The ability to create and participate in groups is a big benefit of LinkedIn. For instance, if your company manufactures engineering software, you can create a group around this topic or search for other groups related to this topic. Within the group, you can ask and answer questions, which helps build the visibility of your brand and establishes your expertise on a particular subject.

You can also use LinkedIn to search for professionals with similar interests. It can be particularly beneficial for your sales team, helping them reach out to others – including their prospects and clients – to expand their network, and to research profiles of potential buyers and companies.

Mostly known as a consumer tool to stay in touch with friends, Facebook is now being used for business as well. Facebook allows companies or brands to set up profiles, and instead of having friends, they have “fans.” Fans are likely to be employees, customers and prospects.

Why use Facebook?

  • Facebook allows you to add information, photos, videos, links to events, and more. When you update your page, the new content can appear on your fans’ newsfeed pages. They will always be up to date with what what’s going on. Facebook is an easy way to get out information about new products, events, and industry information without being obtrusive or pushing it upon your audience.
  • Facebook gives your fans a unified place to connect with you, stay updated, and communicate with other fans with similar interests. Your fans can comment on all of the information you put in your news feed. You always know what people are saying about your company and the information you publish.
  • Facebook offers a targeted ad program to help get your message out to those who may be interested in your content.

YouTube is a video sharing site, where you can set up an account and upload videos and even create your own channel. A video uploaded to YouTube can also be embedded in other Web sites. YouTube provides the code and you can simply cut and paste it from YouTube into any other Web site, blogs, Facebook page, etc.

Why use YouTube?
Video has become a critical B2B marketing tool—so many people just don’t want to read anymore! And YouTube is an easy way to publish and distribute video. The widespread popularity of YouTube has also lowered the bar for production quality. It’s acceptable—almost chic—for business videos to have a homemade quality, whether you are portraying an interview with an executive, a customer testimonial or a product demonstration.

Viewers can post comments on YouTube videos, which gets the conversation going. What feature to take note of: after your video plays, YouTube shows thumbnails of other videos it considers related to yours, which users can click on and view. You don’t have complete control.
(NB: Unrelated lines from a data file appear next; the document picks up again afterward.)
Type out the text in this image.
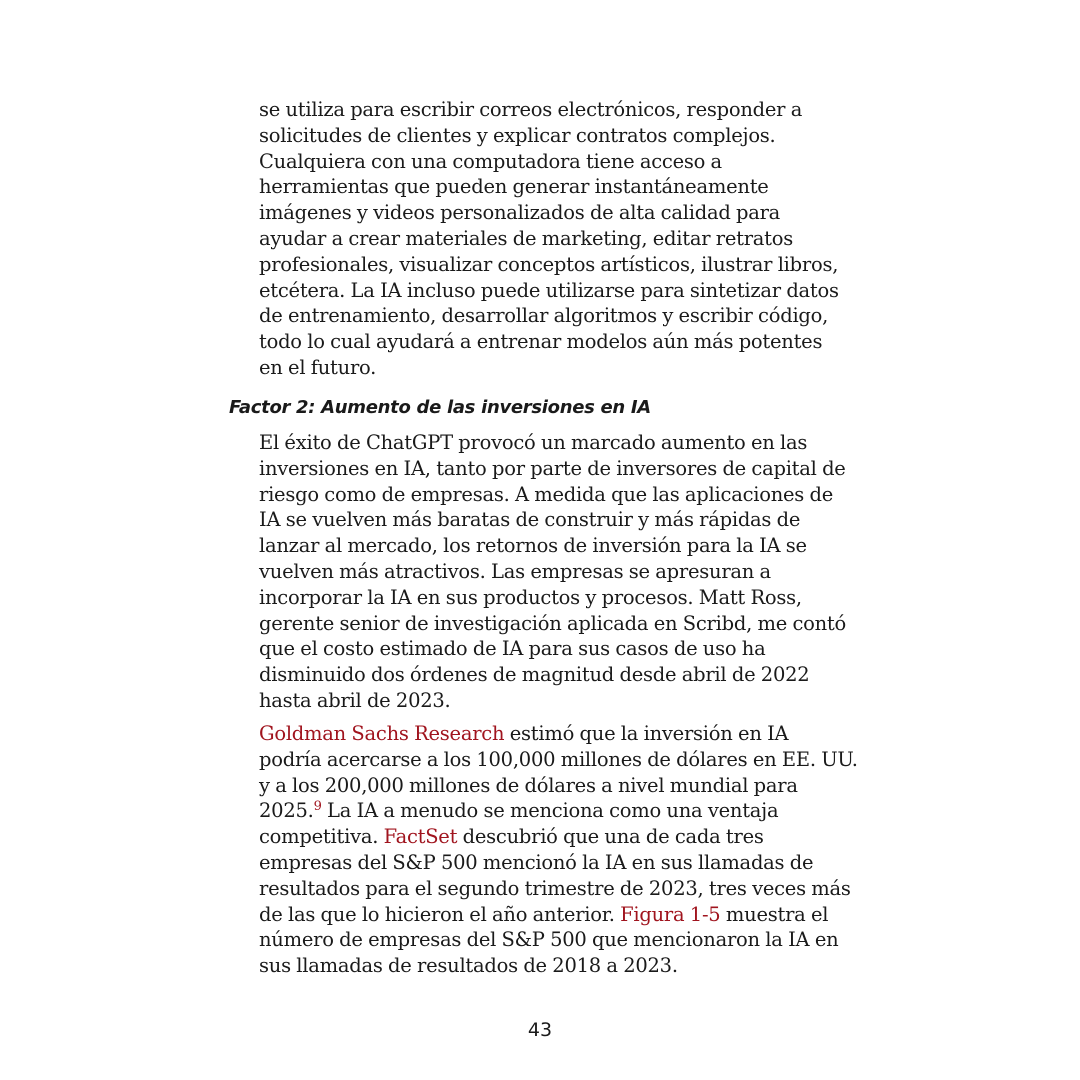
se utiliza para escribir correos electrónicos, responder a
solicitudes de clientes y explicar contratos complejos.
Cualquiera con una computadora tiene acceso a
herramientas que pueden generar instantáneamente
imágenes y videos personalizados de alta calidad para
ayudar a crear materiales de marketing, editar retratos
profesionales, visualizar conceptos artísticos, ilustrar libros,
etcétera. La IA incluso puede utilizarse para sintetizar datos
de entrenamiento, desarrollar algoritmos y escribir código,
todo lo cual ayudará a entrenar modelos aún más potentes
en el futuro.

Factor 2: Aumento de las inversiones en IA

El éxito de ChatGPT provocó un marcado aumento en las
inversiones en IA, tanto por parte de inversores de capital de
riesgo como de empresas. A medida que las aplicaciones de
IA se vuelven más baratas de construir y más rápidas de
lanzar al mercado, los retornos de inversión para la IA se
vuelven más atractivos. Las empresas se apresuran a
incorporar la IA en sus productos y procesos. Matt Ross,
gerente senior de investigación aplicada en Scribd, me contó
que el costo estimado de IA para sus casos de uso ha
disminuido dos órdenes de magnitud desde abril de 2022
hasta abril de 2023.

Goldman Sachs Research estimó que la inversión en IA
podría acercarse a los 100,000 millones de dólares en EE. UU.
y a los 200,000 millones de dólares a nivel mundial para
2025.$^9$ La IA a menudo se menciona como una ventaja
competitiva. FactSet descubrió que una de cada tres
empresas del S&P 500 mencionó la IA en sus llamadas de
resultados para el segundo trimestre de 2023, tres veces más
de las que lo hicieron el año anterior. Figura 1-5 muestra el
número de empresas del S&P 500 que mencionaron la IA en
sus llamadas de resultados de 2018 a 2023.

43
Twitter, a micro-blogging service that limits posts to only 140 characters, is another social media tool being used by businesses. The text-based messages, called tweets, appear on your account page and on the Twitter pages of people who “follow” you.

Why use Twitter?
Twitter is starting to find its place in B2B marketing. It’s a great tool for listening to what others are saying about your industry, and perhaps your company and products. It’s also a good way to promote and share content: brief statements with links to articles, videos, white papers, events and more.
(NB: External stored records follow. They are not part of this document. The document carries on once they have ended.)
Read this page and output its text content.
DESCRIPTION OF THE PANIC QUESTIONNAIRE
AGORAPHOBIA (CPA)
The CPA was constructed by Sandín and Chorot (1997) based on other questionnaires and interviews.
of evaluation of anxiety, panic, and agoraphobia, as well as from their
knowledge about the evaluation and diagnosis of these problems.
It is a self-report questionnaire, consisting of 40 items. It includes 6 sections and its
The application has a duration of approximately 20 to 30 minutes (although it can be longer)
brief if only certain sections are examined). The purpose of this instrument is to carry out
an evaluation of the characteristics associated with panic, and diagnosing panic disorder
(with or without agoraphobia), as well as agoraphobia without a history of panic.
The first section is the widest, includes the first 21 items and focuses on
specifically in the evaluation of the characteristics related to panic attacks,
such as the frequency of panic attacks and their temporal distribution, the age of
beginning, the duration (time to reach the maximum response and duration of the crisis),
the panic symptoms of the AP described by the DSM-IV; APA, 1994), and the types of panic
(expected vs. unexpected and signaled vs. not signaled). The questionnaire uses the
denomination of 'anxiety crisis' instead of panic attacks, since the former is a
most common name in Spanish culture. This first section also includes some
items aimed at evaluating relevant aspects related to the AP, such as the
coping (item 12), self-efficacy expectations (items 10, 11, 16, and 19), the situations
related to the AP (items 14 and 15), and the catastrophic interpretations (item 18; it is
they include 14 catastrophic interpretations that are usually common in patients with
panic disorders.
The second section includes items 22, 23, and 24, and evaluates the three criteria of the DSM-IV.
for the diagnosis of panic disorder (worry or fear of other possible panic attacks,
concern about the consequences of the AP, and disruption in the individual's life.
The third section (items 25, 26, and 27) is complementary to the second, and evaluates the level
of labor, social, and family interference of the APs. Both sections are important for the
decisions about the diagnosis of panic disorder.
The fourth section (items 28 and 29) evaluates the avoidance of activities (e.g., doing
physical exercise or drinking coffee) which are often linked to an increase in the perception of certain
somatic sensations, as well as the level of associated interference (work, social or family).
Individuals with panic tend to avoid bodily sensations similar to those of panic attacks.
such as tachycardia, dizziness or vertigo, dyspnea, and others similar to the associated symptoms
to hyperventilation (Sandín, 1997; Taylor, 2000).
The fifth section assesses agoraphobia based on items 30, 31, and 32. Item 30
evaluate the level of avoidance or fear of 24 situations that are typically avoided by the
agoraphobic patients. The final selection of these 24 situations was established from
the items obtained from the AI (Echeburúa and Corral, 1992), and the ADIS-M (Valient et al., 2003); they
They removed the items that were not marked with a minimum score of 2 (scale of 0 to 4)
If you offer good content, people who follow you might “re-tweet” it, which is basically recommending your content to others in their own tweets. This helps expand the conversation, with your content being the subject.

Final Advice

  • Before diving into social media, establish social media objectives. Do you want to promote your brand, seek customer feedback, connect with a new audience, or other goals? Let your objectives guide your decisions.
  • You may not have the time and resources to use all the social media tools available to you. What you do choose to use, you should use frequently. There’s no fixed timetable, but update your social media pages as often as possible.
  • Don’t sacrifice your current marketing efforts for the social media cause. Instead, think of how you can get better results from current marketing efforts by integrating social media into the equation.

One comment

  1. The 3 pieces of final advice are a great pay-off to a useful and enlightening two-parter. I’m passing this around our office, so everyone can share it with clients.